Because I’m often going back to verify information that I didn’t know would be particularly relevant at the time.

I don’t buy many books, which is a big reason I don’t read my kindle more often. The ability to check out ebooks from the library is getting much better, though.

Pro tip: Your library may well have ebooks available for you. It’s a huge thing right now in libraries.

In the Touch, all you do to set a book mark is tap the upper right corner. A small graphic representing a dogear will appear in that corner, and you’re done.

I have the Touch. thanks!

I don’t really like that kind of bookmarks, because you can’t say WHY you bookmarked it. It’s very much like dogearing a page in a book - if you have a dozen, then you have to remember which is which. But to each their own.

Navigating to a bookmark is still clunky. Menu, Notes is just too many steps.

There should be a one click navigate for bookmarks. like a tab stop. It should jump from one bookmark to the next.

An e-reader can be a big money-saver, but that depends on your reading habits. There are tons of e-books available for free (including a lot of older, public-domain stuff), and tons more for cheap; but there are also a lot of e-books that are more expensive than the paper version, or where the print version can be borrowed or bought used. That’s one of the reasons I still do a lot of reading in both formats, e- and print.

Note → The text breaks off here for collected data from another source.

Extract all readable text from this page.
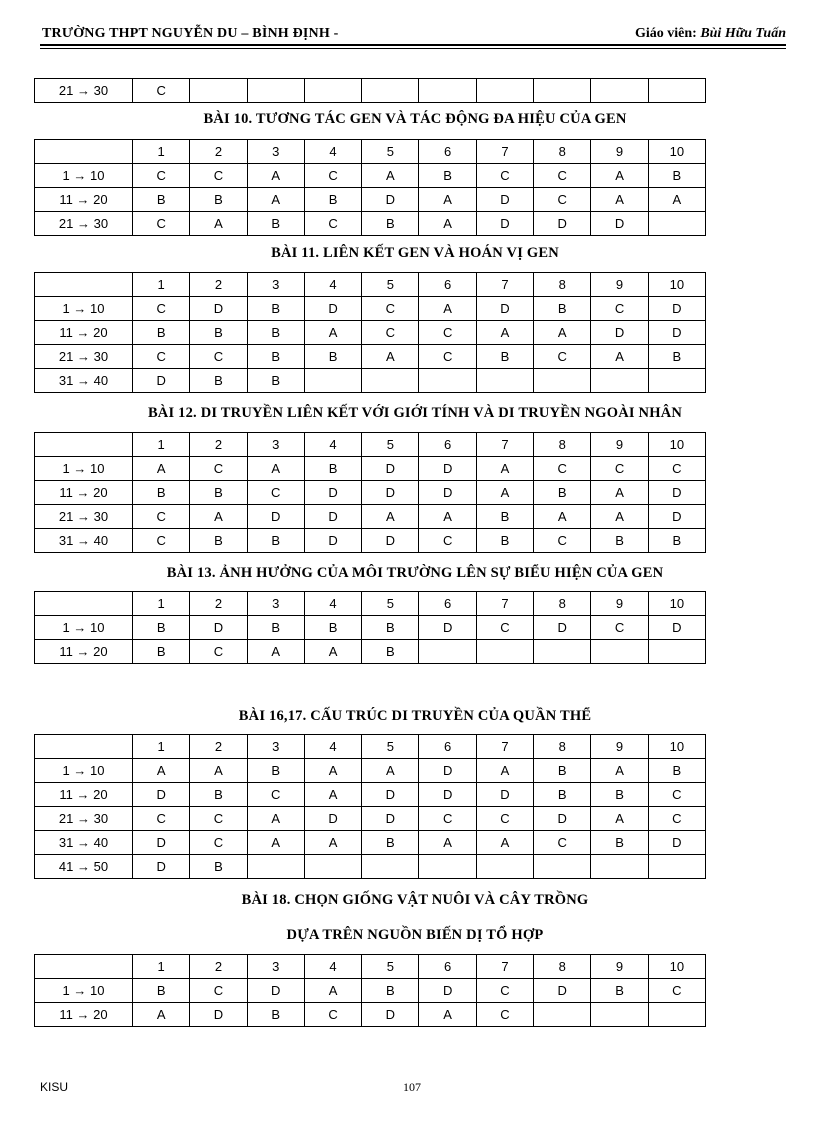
TRƯỜNG THPT NGUYỄN DU – BÌNH ĐỊNH -	Giáo viên: Bùi Hữu Tuấn
21 → 30	C									
BÀI 10. TƯƠNG TÁC GEN VÀ TÁC ĐỘNG ĐA HIỆU CỦA GEN
	1	2	3	4	5	6	7	8	9	10
1 → 10	C	C	A	C	A	B	C	C	A	B
11 → 20	B	B	A	B	D	A	D	C	A	A
21 → 30	C	A	B	C	B	A	D	D	D	
BÀI 11. LIÊN KẾT GEN VÀ HOÁN VỊ GEN
	1	2	3	4	5	6	7	8	9	10
1 → 10	C	D	B	D	C	A	D	B	C	D
11 → 20	B	B	B	A	C	C	A	A	D	D
21 → 30	C	C	B	B	A	C	B	C	A	B
31 → 40	D	B	B							
BÀI 12. DI TRUYỀN LIÊN KẾT VỚI GIỚI TÍNH VÀ DI TRUYỀN NGOÀI NHÂN
	1	2	3	4	5	6	7	8	9	10
1 → 10	A	C	A	B	D	D	A	C	C	C
11 → 20	B	B	C	D	D	D	A	B	A	D
21 → 30	C	A	D	D	A	A	B	A	A	D
31 → 40	C	B	B	D	D	C	B	C	B	B
BÀI 13. ẢNH HƯỞNG CỦA MÔI TRƯỜNG LÊN SỰ BIỂU HIỆN CỦA GEN
	1	2	3	4	5	6	7	8	9	10
1 → 10	B	D	B	B	B	D	C	D	C	D
11 → 20	B	C	A	A	B					
BÀI 16,17. CẤU TRÚC DI TRUYỀN CỦA QUẦN THỂ
	1	2	3	4	5	6	7	8	9	10
1 → 10	A	A	B	A	A	D	A	B	A	B
11 → 20	D	B	C	A	D	D	D	B	B	C
21 → 30	C	C	A	D	D	C	C	D	A	C
31 → 40	D	C	A	A	B	A	A	C	B	D
41 → 50	D	B								
BÀI 18. CHỌN GIỐNG VẬT NUÔI VÀ CÂY TRỒNG
DỰA TRÊN NGUỒN BIẾN DỊ TỔ HỢP
	1	2	3	4	5	6	7	8	9	10
1 → 10	B	C	D	A	B	D	C	D	B	C
11 → 20	A	D	B	C	D	A	C			
KISU	107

FWIW, we may start to see lower prices soon on some e-books, thanks to the recent court decision overturning the Agency pricing model.

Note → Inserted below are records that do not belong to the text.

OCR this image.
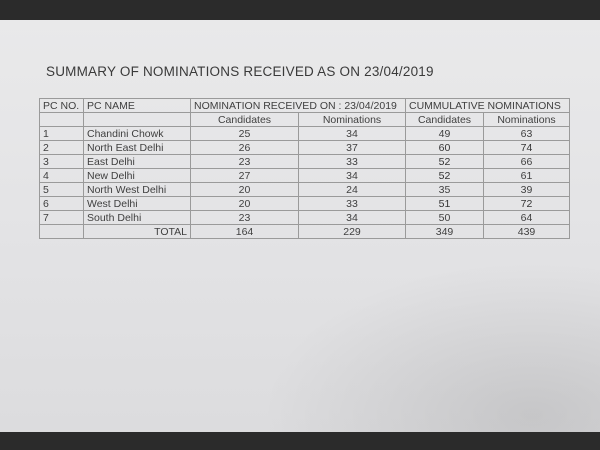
SUMMARY OF NOMINATIONS RECEIVED AS ON 23/04/2019
PC NO.	PC NAME	NOMINATION RECEIVED ON : 23/04/2019		CUMMULATIVE NOMINATIONS	
		Candidates	Nominations	Candidates	Nominations
1	Chandini Chowk	25	34	49	63
2	North East Delhi	26	37	60	74
3	East Delhi	23	33	52	66
4	New Delhi	27	34	52	61
5	North West Delhi	20	24	35	39
6	West Delhi	20	33	51	72
7	South Delhi	23	34	50	64
	TOTAL	164	229	349	439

I’m not sure what you mean by this. Why would they be unreadable?

The new Paperwhite looks pretty sweet I must say. Here’s a neat feature:

I have Sony 505 I found on Craigslist. It was barely used and I picked it up for $30. It doesn’t have a touch-screen which I’ve found can only degrade the wonderful e-ink technology. Plus, I don’t like fingerprints on the screen. It doesn’t have wireless which I’ve found can be a battery drain.

I still love it and usually have it with me. It’s especially nice for traveling as I’m a one bag sort of traveler and I can have hundreds of books with me at all times. It hasn’t replaced real books for me at home but when I’m out and about, it’s usually with me.

I still use the Kindle for travel, but vastly prefer paper books, vastly prefer browsing in independent bookstores of character to browsing Amazon or other e-book vendor. Way more satisfaction in buying paper books, too, going home with them, browsing through them. No pleasure in buying an e-book at all. Going on a trip now; taking 4 paper books and the Kindle with over a 100 books and even more samples.

I pretty much use mine now only for tech books and not always for them either.